My blipmeet of the trip! Great to catch up with Folkie for coffee during her lunchbreak in the rightly esteemed Lovelocks. As she went back to work I took a detour to the Liverpool Metropolitan Cathedral which I've admired from the outside but never seen from the inside. It's not as bright as I expected but is a refreshing take on cathedraldom with the sort of simple, unfussy decoration and art that I like.
I wanted to get the bus to go to Tate Liverpool in Albert Dock (for the sake of my ankle - it's a distance I'd normally walk quite happily) but could not fathom how the buses work: almost all bus stops say either that the service was suspended in September 2018 or that the bus stop is closed. So I walked, and called in at the bus information centre on the way to find out how to get a bus back to the boat later.

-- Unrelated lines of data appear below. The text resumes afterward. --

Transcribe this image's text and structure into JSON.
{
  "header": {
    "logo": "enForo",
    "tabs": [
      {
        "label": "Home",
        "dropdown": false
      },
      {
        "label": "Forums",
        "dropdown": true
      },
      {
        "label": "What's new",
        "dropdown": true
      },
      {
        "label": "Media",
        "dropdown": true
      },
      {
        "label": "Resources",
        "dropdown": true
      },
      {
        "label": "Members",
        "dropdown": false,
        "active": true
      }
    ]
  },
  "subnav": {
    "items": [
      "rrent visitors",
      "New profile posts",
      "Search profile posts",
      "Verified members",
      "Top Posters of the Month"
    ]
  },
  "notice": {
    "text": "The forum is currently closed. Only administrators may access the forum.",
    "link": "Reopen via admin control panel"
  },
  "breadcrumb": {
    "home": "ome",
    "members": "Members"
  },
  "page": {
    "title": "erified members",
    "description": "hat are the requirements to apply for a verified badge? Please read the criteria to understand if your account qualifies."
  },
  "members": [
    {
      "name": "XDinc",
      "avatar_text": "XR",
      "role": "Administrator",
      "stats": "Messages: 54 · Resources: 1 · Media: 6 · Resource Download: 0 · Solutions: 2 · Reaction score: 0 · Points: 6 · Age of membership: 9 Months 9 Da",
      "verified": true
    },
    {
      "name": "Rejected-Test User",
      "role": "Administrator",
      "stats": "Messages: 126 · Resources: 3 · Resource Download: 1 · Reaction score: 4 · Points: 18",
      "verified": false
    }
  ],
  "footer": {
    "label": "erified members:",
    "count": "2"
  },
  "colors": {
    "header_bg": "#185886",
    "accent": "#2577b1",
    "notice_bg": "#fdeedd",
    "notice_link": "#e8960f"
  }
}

The Keith Haring exhibition is defiant, moving and thoughtful. I was impressed both by how much there is to see from a genre that was consciously ephemeral and by the amount of information there was to give context to a time that time has changed. I wonder what those who weren't around in the 80s make of the fear that the so-called 'gay plague' unleashed and of the scandalous victim-blaming.
Of course the bus stop that the information centre had persuaded me to limp to was out of service, and of course the Arriva information person there sent me a long way round to the replacement stop with unclear instructions. This experience is making me aware of how very badly people with mobility difficulties are served. I hold my hand up to having been oblivious to this a few weeks ago but surely at the very least those whose job it is to help people should have accurate information and empathy?